Indeed, I suspect that Rampell does not get the con game being pulled by all the VSPs on the sucker millennials. They keep being sold this bill of goods that since there is this danger that somewhere down the road there might be a cut in their future benefits from Social Security, by gosh by gum they must have those future benefits cut now, since we all know there will be no cuts for current beneficiaries (or for those likely to become beneficiaries pretty soon). All the proposals for cuts by GOPsters have been very loudly proclaimed not to mess with current beneficiaries. They are all for the future benefits of those millennials and some of the Gen-Xers, although exactly where the cut comes in the age distribution depends on whose proposal one looks at.
In any case, there is a complete disconnect here. Cuts in benefits for old people, even if they are done now to current recipients, will be at the federal level, while the worst cuts for children are happening at the state and local levels. So cutting those benefits may not help the kids at all. What is needed is to increase spending for children at all levels, not to cut benefits for old people.
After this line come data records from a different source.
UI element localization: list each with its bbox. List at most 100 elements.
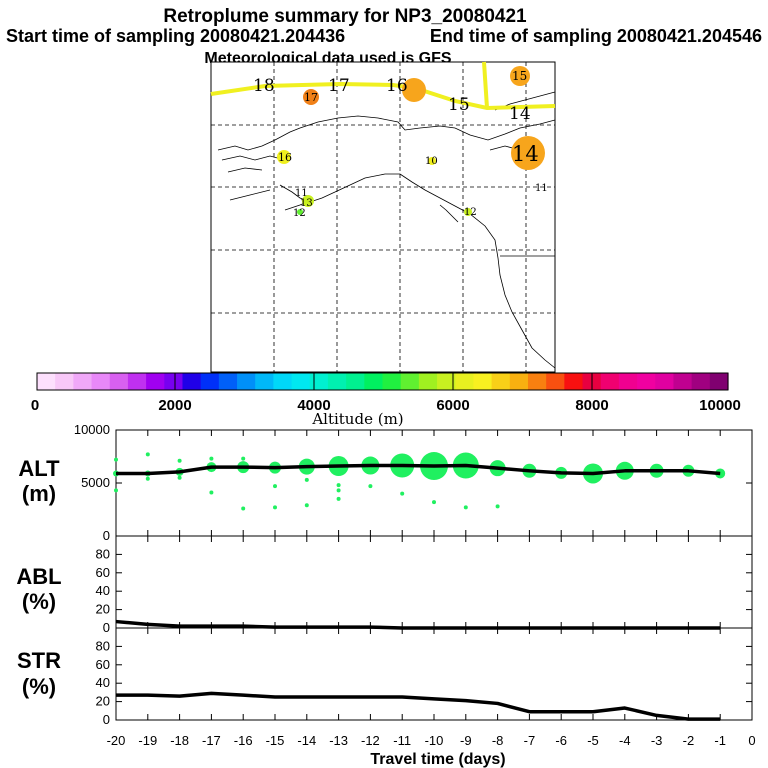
- colorbar-label: Altitude (m): [311, 410, 403, 428]
- x-tick-label: -5: [587, 733, 599, 748]
- colorbar-tick: 2000: [158, 397, 191, 414]
- panel-ylabel: ALT: [18, 456, 60, 481]
- colorbar-swatch: [55, 373, 74, 390]
- minor-point: [273, 505, 277, 510]
- plume-dot: [464, 208, 472, 216]
- colorbar-swatch: [709, 373, 729, 390]
- y-tick-label: 10000: [74, 422, 110, 437]
- y-tick-label: 0: [103, 528, 110, 543]
- colorbar-ticks: 0 2000 4000 6000 8000 10000: [31, 397, 741, 414]
- minor-point: [177, 475, 182, 480]
- panel-ylabel: (%): [22, 674, 56, 699]
- minor-point: [336, 496, 341, 501]
- colorbar-swatch: [37, 373, 56, 390]
- x-tick-label: -13: [329, 733, 348, 748]
- x-tick-label: -10: [425, 733, 444, 748]
- panel-frame: [115, 627, 753, 721]
- x-axis-label: Travel time (days): [370, 751, 505, 768]
- colorbar-swatch: [455, 373, 475, 390]
- panel-ylabel: STR: [17, 648, 61, 673]
- x-tick-label: -8: [492, 733, 504, 748]
- colorbar-swatch: [109, 373, 129, 390]
- colorbar-frame: [36, 372, 729, 391]
- day-label: 15: [512, 69, 527, 83]
- minor-point: [145, 476, 150, 481]
- colorbar-swatch: [473, 373, 493, 390]
- colorbar-swatch: [73, 373, 93, 390]
- colorbar-swatch: [491, 373, 511, 390]
- day-label: 18: [253, 76, 275, 96]
- colorbar-swatch: [91, 373, 111, 390]
- colorbar-swatch: [291, 373, 311, 390]
- x-tick-label: -11: [393, 733, 411, 748]
- colorbar-swatch: [237, 373, 256, 390]
- day-label: 10: [425, 156, 438, 167]
- x-tick-label: -3: [651, 733, 663, 748]
- x-tick-label: -18: [170, 733, 189, 748]
- x-tick-label: -19: [138, 733, 157, 748]
- y-tick-label: 0: [103, 620, 110, 635]
- plume-dot: [277, 150, 291, 164]
- minor-point: [336, 488, 341, 493]
- minor-point: [495, 504, 500, 509]
- colorbar-swatch: [200, 373, 220, 390]
- day-label: 11: [535, 183, 548, 194]
- colorbar-swatch: [655, 373, 675, 390]
- day-label: 15: [448, 95, 470, 115]
- x-tick-label: -14: [297, 733, 316, 748]
- day-label: 14: [509, 104, 531, 124]
- colorbar-swatch: [437, 373, 456, 390]
- colorbar-swatch: [309, 373, 329, 390]
- str-series-line: [116, 691, 721, 721]
- x-tick-label: -1: [714, 733, 726, 748]
- colorbar-swatch: [618, 373, 638, 390]
- colorbar-swatch: [691, 373, 711, 390]
- colorbar-swatch: [327, 373, 347, 390]
- colorbar-swatch: [182, 373, 202, 390]
- x-tick-label: -7: [524, 733, 536, 748]
- x-tick-label: -15: [266, 733, 285, 748]
- minor-point: [177, 458, 182, 463]
- y-tick-label: 60: [96, 657, 110, 672]
- minor-point: [114, 457, 118, 462]
- day-label: 16: [278, 151, 292, 164]
- minor-point: [209, 490, 214, 495]
- x-tick-label: -6: [555, 733, 567, 748]
- y-tick-label: 5000: [81, 475, 110, 490]
- panel-ylabel: ABL: [16, 564, 61, 589]
- y-tick-label: 80: [96, 546, 110, 561]
- trajectory-path-branch: [482, 61, 489, 109]
- map-gridlines: [211, 62, 555, 372]
- colorbar-swatch: [364, 373, 384, 390]
- x-tick-label: -17: [202, 733, 221, 748]
- end-time-label: End time of sampling 20080421.204546: [430, 26, 762, 46]
- colorbar-swatch: [637, 373, 656, 390]
- colorbar-swatch: [164, 373, 184, 390]
- panel-abl: 0 20 40 60 80 ABL(%): [16, 535, 753, 635]
- colorbar-swatch: [346, 373, 365, 390]
- colorbar-tick: 0: [31, 397, 39, 414]
- y-tick-label: 20: [96, 694, 110, 709]
- panel-alt: 0 5000 10000 ALT(m): [18, 422, 753, 543]
- colorbar-swatch: [255, 373, 274, 390]
- coastlines: [217, 91, 556, 369]
- y-tick-label: 40: [96, 675, 110, 690]
- y-tick-label: 80: [96, 638, 110, 653]
- colorbar-swatch: [527, 373, 547, 390]
- plume-dot: [402, 78, 426, 102]
- panel-str: 0 20 40 60 80 STR(%): [17, 627, 753, 727]
- panel-ylabel: (m): [22, 481, 56, 506]
- x-tick-label: -12: [361, 733, 380, 748]
- x-tick-label: -2: [683, 733, 695, 748]
- x-tick-label: -9: [460, 733, 472, 748]
- figure-title: Retroplume summary for NP3_20080421: [163, 6, 527, 27]
- minor-point: [241, 456, 246, 461]
- x-tick-label: -20: [107, 733, 126, 748]
- minor-point: [304, 503, 309, 508]
- y-tick-label: 0: [103, 712, 110, 727]
- trajectory-map: 18 17 16 15 14 17 15 16 10 14 11 11 13 1…: [210, 61, 556, 373]
- minor-point: [368, 484, 373, 489]
- plume-dot: [297, 209, 303, 215]
- plume-dot: [510, 66, 530, 86]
If this implies tax increases, well, most polls show that the public in fact supports tax increases for such things.
Later Note: I previously described Eugene Steuerle as a former CBO Director. That was inaccuate and has been removed. He has previously been at both Brookings and AEI. He also was part of putting together the 1986 tax simplification during the Reagan adminstration. I thank Bruce Bartlett for correcting me on this matter, who was also involved in that, I think. In any case, for anybody who does not know, Bartlett is a former Reagan Treasury official who is now highly critical of most Republican policy proposals.